I laid my head back, feeling lightheaded.

Dr. Stewart leaned in with an apple juice, which I sipped from a straw.

“Thank you.”

“Let me know if you want more. And if you feel like you have to urinate, go ahead. We have a catheter in you.”

I felt queasy. “Why am I here? Is any of this even real?”

“Good questions,” the Colonel said. “Over the years, many individuals have experienced a close encounter with an extraterrestrial, either physical contact or a mind-to-mind interaction. What determines the extent of the experience is the level of consciousness of the E.T.; the higher the being, the more positive the interaction. Seven years ago you channeled soul to soul with the highest being our paranormal experts have ever found trace memories of in a close-encounter subject. That makes you a conduit into another dimension. As a result, your consciousness has the ability to selectively route your soul through a multiverse of infinite probabilities.

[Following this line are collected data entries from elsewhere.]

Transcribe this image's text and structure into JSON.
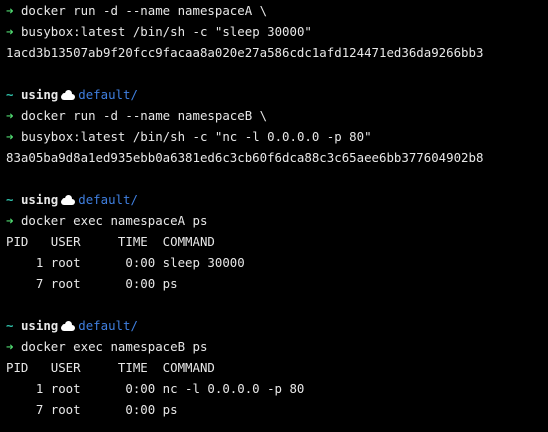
{
  "colors": {
    "background": "#000000",
    "prompt_arrow": "#4fd66f",
    "tilde": "#2fbfa8",
    "context": "#3f7fe0",
    "text": "#e8e8e8"
  },
  "prompt": {
    "arrow": "➜",
    "tilde": "~",
    "using": "using",
    "cloud_icon": "cloud-icon",
    "context": "default/"
  },
  "block1": {
    "cmd1": "docker run -d --name namespaceA \\",
    "cmd2": "busybox:latest /bin/sh -c \"sleep 30000\"",
    "out": "1acd3b13507ab9f20fcc9facaa8a020e27a586cdc1afd124471ed36da9266bb3"
  },
  "block2": {
    "cmd1": "docker run -d --name namespaceB \\",
    "cmd2": "busybox:latest /bin/sh -c \"nc -l 0.0.0.0 -p 80\"",
    "out": "83a05ba9d8a1ed935ebb0a6381ed6c3cb60f6dca88c3c65aee6bb377604902b8"
  },
  "block3": {
    "cmd": "docker exec namespaceA ps",
    "header": "PID   USER     TIME  COMMAND",
    "rows": [
      "    1 root      0:00 sleep 30000",
      "    7 root      0:00 ps"
    ]
  },
  "block4": {
    "cmd": "docker exec namespaceB ps",
    "header": "PID   USER     TIME  COMMAND",
    "rows": [
      "    1 root      0:00 nc -l 0.0.0.0 -p 80",
      "    7 root      0:00 ps"
    ]
  }
}
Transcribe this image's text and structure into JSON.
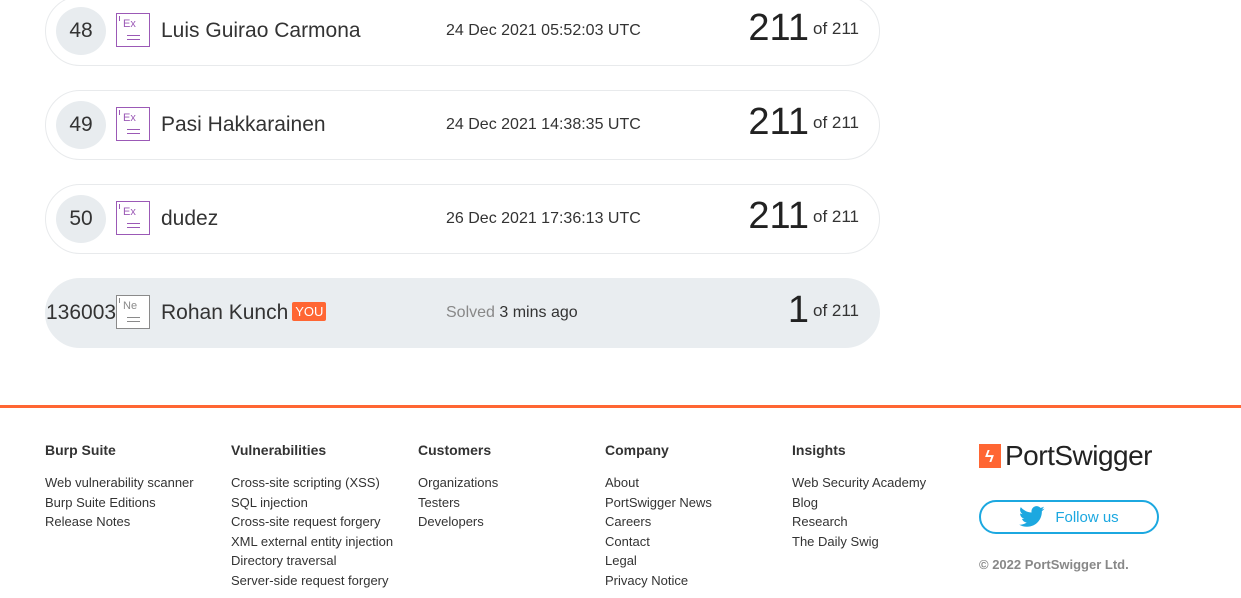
{
  "leaderboard": [
    {
      "rank": "48",
      "badge": "Ex",
      "name": "Luis Guirao Carmona",
      "date": "24 Dec 2021 05:52:03 UTC",
      "score": "211",
      "of": "of 211"
    },
    {
      "rank": "49",
      "badge": "Ex",
      "name": "Pasi Hakkarainen",
      "date": "24 Dec 2021 14:38:35 UTC",
      "score": "211",
      "of": "of 211"
    },
    {
      "rank": "50",
      "badge": "Ex",
      "name": "dudez",
      "date": "26 Dec 2021 17:36:13 UTC",
      "score": "211",
      "of": "of 211"
    }
  ],
  "current_user": {
    "rank": "136003",
    "badge": "Ne",
    "name": "Rohan Kunch",
    "you_label": "YOU",
    "solved_label": "Solved",
    "solved_time": "3 mins ago",
    "score": "1",
    "of": "of 211"
  },
  "footer": {
    "columns": [
      {
        "title": "Burp Suite",
        "links": [
          "Web vulnerability scanner",
          "Burp Suite Editions",
          "Release Notes"
        ]
      },
      {
        "title": "Vulnerabilities",
        "links": [
          "Cross-site scripting (XSS)",
          "SQL injection",
          "Cross-site request forgery",
          "XML external entity injection",
          "Directory traversal",
          "Server-side request forgery"
        ]
      },
      {
        "title": "Customers",
        "links": [
          "Organizations",
          "Testers",
          "Developers"
        ]
      },
      {
        "title": "Company",
        "links": [
          "About",
          "PortSwigger News",
          "Careers",
          "Contact",
          "Legal",
          "Privacy Notice"
        ]
      },
      {
        "title": "Insights",
        "links": [
          "Web Security Academy",
          "Blog",
          "Research",
          "The Daily Swig"
        ]
      }
    ],
    "logo_text": "PortSwigger",
    "follow_label": "Follow us",
    "copyright": "© 2022 PortSwigger Ltd.",
    "accent_color": "#ff6633",
    "twitter_color": "#1ca8e0"
  }
}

“Let me give you an example. On your ninth birthday you caught your father cheating on your mother. Incensed, you rowed out on Loch Ness by yourself to test your sonic lure. Your invention attracted a school of salmon, and one oversized Anguilla eel, which sunk your boat and left you flailing in near-freezing water. At that moment your consciousness created a dozen possible scenarios, all but one ending in your death. Call it multiple forks in the road. The thing is, your consciousness bypassed the eight-lane superhighway and followed a torturous dirt road, and the life of Zachary Wallace miraculously continued.”

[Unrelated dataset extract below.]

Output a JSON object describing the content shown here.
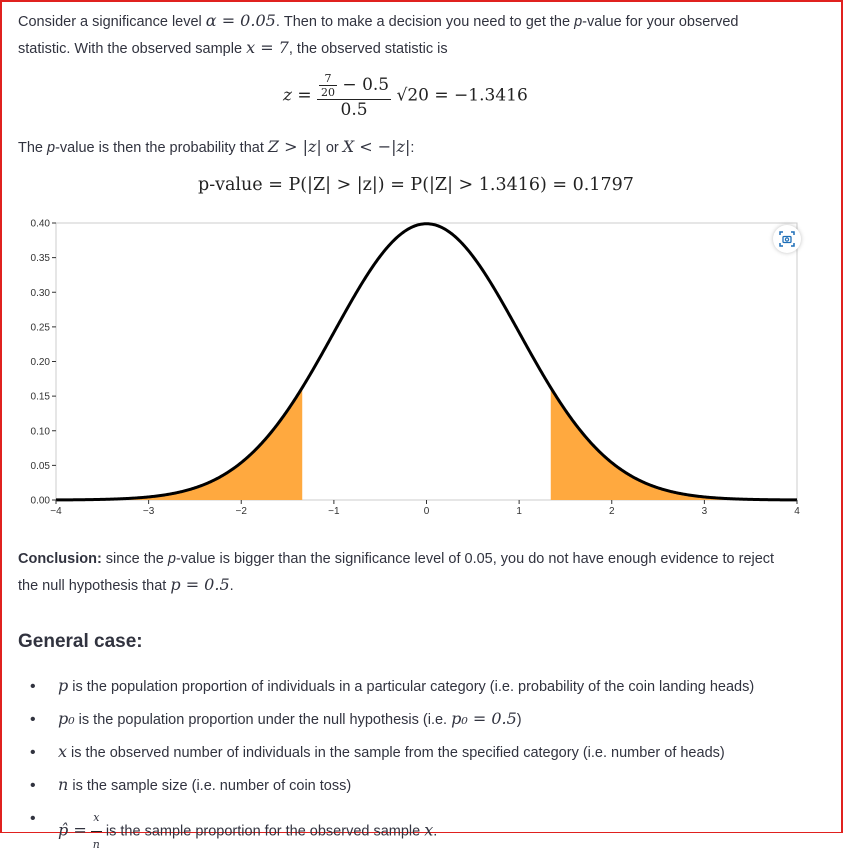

“So what? So I cheated death a few times. Every day, every person chooses between infinite possibilities. Some days we avoid death and never know it, simply because we took another route to work or didn’t book a plane ticket or didn’t trip on the cat and fall down the stairs. How is my life a paradox?”

“Because you’re here. Because you made it out of Vostok alive when there wasn’t an escape option — No, that’s not true. I was your escape option. Unfortunately, Captain Hintzmann told you a conspiracy tale that obviously painted me as the bad guy. I’m not the bad guy, Zachary.”

“Bullshit. You threatened to leave me stranded in the borehole.”

“It was only a threat. I didn’t trust the personnel inside Vostok Command, and I needed answers. I never expected you to climb out of the sub and disconnect the umbilical. That’s what’s known as being hero-stupid. Suicidal. And yet, in a hundred multiverses of death, your consciousness managed to find the one possible outcome that led you back to that extraterrestrial vessel. And that, my friend, was your emergence point into the higher dimensions.”

Colonel Vacendak popped a straw into another box of apple juice and held it up to my parched lips. “You asked me what is real. Every possible outcome in our lives creates an alternate universe, and every one of them is real. Our consciousness selects the routes. Who knows, perhaps somewhere out there exist trillions of parallel universes and hundreds of each one of us living out these alternative lives. But I’ve spent the last two weeks scanning your memories, Zachary, and you never made it out of Lake Vostok alive.